Buying Guide to Air Purifiers

 
 

Breathe easy; choosing the right air purifier for your home or office just got a whole lot simpler. Designed to help reduce airborne particulates such as pollen, smoke, pet dander, dust and mold spores and aid in scoring a better night's sleep, the guide to finding the perfect air purifier is right under your nose.

Air Purifiers

What should you consider first in selecting an air purifier?

To begin, the terms air purifier or air cleaner mean the same thing. Familiarize yourself with the following 6 factors when purchasing a freestanding single room unit or a freestanding, whole-house machine to help you select the unit that best fits your needs.

  • Type of removal technology
  • Type of filter
  • Air change/Efficiency rate (ACH)
  • Clean Air Delivery Rate (CADR)
  • Room size

What do you really need to know about these 6 factors?

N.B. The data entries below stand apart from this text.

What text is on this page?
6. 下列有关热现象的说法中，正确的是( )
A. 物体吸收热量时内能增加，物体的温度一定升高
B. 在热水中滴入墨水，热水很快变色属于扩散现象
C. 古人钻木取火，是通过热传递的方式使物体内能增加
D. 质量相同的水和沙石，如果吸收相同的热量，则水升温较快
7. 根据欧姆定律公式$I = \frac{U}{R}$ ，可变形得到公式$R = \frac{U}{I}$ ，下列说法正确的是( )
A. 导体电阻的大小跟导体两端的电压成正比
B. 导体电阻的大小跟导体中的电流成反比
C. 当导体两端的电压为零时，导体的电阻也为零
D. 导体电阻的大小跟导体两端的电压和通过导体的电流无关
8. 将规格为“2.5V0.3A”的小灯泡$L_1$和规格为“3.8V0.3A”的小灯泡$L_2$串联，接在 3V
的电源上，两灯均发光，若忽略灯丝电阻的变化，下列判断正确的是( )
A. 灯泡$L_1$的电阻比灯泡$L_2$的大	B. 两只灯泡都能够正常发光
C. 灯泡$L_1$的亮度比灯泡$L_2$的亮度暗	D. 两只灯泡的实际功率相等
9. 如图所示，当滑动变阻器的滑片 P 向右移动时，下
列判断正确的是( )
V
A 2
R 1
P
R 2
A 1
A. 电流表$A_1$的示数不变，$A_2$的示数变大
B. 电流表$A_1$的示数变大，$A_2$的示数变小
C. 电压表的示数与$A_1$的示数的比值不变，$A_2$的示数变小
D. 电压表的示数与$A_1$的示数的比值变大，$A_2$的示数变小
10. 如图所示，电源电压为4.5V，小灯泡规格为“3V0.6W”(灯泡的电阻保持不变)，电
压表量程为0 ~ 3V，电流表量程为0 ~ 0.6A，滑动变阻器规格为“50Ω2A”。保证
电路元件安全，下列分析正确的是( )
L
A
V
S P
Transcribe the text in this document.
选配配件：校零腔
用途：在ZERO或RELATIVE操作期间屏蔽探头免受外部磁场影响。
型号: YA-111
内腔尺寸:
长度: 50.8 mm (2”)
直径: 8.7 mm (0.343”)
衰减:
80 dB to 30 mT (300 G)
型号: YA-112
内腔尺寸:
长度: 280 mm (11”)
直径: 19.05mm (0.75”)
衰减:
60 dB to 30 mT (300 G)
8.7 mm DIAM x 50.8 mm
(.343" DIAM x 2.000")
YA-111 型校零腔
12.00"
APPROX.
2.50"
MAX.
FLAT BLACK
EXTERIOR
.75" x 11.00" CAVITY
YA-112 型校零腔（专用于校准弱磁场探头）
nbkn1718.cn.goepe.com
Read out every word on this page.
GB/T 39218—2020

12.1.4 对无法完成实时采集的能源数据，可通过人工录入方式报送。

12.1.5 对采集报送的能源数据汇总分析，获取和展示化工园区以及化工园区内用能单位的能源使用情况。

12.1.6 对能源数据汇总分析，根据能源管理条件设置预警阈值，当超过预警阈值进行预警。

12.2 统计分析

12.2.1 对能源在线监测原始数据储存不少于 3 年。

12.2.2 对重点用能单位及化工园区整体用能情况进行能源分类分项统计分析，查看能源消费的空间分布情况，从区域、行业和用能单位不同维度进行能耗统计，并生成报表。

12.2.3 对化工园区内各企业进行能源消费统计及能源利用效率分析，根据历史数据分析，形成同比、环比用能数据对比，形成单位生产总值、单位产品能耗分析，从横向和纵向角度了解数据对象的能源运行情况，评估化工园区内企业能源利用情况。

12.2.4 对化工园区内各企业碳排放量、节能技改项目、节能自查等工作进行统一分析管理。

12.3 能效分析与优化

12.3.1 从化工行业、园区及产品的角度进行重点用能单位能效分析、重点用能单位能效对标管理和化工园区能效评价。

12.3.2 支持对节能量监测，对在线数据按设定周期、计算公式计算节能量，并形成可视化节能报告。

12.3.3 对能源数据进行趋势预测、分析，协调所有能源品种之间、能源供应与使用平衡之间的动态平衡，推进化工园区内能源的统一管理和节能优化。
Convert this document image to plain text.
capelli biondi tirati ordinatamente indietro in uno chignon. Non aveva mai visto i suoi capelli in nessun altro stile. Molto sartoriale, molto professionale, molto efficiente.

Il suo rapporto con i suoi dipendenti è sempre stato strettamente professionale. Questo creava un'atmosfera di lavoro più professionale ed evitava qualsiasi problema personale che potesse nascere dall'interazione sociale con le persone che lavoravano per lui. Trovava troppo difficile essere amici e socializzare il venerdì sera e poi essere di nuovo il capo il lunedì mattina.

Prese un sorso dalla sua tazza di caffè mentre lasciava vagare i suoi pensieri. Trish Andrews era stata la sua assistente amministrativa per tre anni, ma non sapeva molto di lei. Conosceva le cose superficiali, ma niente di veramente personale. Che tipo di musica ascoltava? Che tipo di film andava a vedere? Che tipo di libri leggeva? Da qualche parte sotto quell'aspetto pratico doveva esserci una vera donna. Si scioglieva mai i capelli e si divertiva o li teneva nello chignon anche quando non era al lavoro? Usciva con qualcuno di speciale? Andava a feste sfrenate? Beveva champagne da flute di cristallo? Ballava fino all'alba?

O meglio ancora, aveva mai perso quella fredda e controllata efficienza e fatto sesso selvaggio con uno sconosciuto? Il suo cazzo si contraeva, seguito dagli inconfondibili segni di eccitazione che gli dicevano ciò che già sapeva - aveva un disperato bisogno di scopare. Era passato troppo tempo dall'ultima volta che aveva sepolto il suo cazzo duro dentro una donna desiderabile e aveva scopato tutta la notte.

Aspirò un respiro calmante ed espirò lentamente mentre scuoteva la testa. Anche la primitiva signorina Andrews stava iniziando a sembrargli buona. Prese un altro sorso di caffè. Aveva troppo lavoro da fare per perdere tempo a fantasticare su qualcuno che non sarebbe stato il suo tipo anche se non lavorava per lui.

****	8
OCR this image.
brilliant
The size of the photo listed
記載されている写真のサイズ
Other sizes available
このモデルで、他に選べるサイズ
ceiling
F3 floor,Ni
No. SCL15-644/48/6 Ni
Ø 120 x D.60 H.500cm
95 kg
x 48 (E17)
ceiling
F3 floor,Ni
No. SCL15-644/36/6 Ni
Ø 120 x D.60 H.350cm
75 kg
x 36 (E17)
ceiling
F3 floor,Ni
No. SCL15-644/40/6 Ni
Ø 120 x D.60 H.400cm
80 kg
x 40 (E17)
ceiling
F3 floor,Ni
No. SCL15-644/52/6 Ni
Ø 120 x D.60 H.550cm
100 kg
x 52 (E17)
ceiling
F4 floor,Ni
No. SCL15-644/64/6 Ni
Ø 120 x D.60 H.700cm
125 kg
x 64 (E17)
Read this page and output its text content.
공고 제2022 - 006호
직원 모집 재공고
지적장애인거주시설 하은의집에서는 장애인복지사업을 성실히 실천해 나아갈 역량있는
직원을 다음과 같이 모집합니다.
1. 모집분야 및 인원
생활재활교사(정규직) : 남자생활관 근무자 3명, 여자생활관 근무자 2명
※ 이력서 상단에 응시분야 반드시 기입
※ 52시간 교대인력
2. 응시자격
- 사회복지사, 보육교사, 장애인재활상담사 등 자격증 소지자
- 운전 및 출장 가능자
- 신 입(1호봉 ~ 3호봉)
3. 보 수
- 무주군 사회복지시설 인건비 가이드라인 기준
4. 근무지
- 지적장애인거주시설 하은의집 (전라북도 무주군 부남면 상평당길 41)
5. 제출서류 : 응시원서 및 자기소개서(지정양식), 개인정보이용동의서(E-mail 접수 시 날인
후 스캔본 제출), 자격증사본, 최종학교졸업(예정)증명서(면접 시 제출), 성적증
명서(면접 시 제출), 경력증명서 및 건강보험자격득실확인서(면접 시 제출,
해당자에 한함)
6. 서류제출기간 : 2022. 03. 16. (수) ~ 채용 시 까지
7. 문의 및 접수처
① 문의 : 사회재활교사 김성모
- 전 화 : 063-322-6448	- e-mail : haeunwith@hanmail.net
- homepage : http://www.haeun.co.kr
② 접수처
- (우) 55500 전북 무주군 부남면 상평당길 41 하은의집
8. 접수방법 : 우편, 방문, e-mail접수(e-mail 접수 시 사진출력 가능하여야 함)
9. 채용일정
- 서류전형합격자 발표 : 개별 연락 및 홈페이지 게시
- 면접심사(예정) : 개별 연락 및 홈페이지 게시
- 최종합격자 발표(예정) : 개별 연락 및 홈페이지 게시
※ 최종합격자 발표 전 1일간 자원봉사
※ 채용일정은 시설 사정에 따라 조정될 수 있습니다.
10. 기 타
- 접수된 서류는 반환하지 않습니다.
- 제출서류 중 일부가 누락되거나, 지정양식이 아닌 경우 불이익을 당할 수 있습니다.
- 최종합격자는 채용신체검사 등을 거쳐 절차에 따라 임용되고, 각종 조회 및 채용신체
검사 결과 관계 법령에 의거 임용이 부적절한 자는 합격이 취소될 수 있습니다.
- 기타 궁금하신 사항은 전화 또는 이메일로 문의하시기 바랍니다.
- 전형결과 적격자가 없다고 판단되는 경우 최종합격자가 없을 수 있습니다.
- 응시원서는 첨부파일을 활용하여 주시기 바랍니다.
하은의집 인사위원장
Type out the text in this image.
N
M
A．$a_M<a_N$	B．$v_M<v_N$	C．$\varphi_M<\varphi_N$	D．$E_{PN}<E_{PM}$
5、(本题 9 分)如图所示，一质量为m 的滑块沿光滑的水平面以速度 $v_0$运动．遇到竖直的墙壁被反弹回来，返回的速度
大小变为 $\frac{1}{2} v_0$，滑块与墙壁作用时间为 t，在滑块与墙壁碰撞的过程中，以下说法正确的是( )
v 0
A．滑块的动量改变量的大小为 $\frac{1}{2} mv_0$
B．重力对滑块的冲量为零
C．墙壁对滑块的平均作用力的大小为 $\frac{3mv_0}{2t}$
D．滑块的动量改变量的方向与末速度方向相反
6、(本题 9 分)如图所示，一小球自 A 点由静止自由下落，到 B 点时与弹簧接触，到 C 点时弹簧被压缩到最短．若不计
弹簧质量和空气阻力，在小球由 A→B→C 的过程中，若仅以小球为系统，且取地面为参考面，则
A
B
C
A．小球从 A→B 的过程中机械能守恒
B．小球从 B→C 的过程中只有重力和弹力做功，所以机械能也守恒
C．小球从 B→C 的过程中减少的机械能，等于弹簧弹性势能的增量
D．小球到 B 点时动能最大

Type of removal/air cleaning technology
There are four primary types of air cleaning technology to choose from:
  • a. mechanical filtering
  • b. electrostatic air cleaners
  • c. ion generators
  • d. hybrid systems

The goal of each system is primarily the same: clean the air by reducing particles caused by pollution, interior fumes, smoking, dust, pollens, allergens and air borne irritants.

Type of filter
One of the biggest differences between the purifiers is the type of filter that is used. You will want to be aware of the three types.

HEPA (High Efficiency Particulate Air):
This filter removes high amounts of dust, as well as animal dander, pollen and dust mites. True HEPA is certified 99.97% efficient, so look for a model with True HEPA certification. It is important to note that most HEPA filters must be changed annually. Be sure to check on the cost of replacement, or choose a model that can be cleaned and reused.

ULPA (Ultra Low Penetration Air, or Ultra HEPA Filter):
This filter removes 99.97% of dust, pollen, mold, bacteria and airborne particles and is best for removing even the smallest particulates.

CHARCOAL OR CARBON:
Charcoal or carbon filters work to remove larger particles such as those from smoke and odors. These types of filters are often featured as a pre-filter combined with HEPA or ULPA.

Air change/Efficiency rate (ACH)
The ACH rate, or Air Change per Hour, indicates how many times the air purifier will clean the room's air during the course of one hour. For example, 2 ACH means the air will be cleaned every 30 minutes, while 4 ACH means it will be cleaned every 15 minutes. The highest ACH rate is 6; or six complete cleanses per hour.
Clean Air Delivery Rate (CADR)
Now, while the ACH measures how frequently the air will be cleaned, the CADR, or Clean Air Delivery Rate, indicates the volume and speed at which particles will be filtered. Consider purchasing a purifier with a CADR rating that is at least equal to two-thirds of the room size (i.e., a 120 square foot room would require a cleaner with a minimum of 80 CADR rating).
Room Size
While CADR gives you a good rating to work with, it is often advisable to select a model that is meant to work in an area slightly larger than the actual room size you will be placing the air purifier in.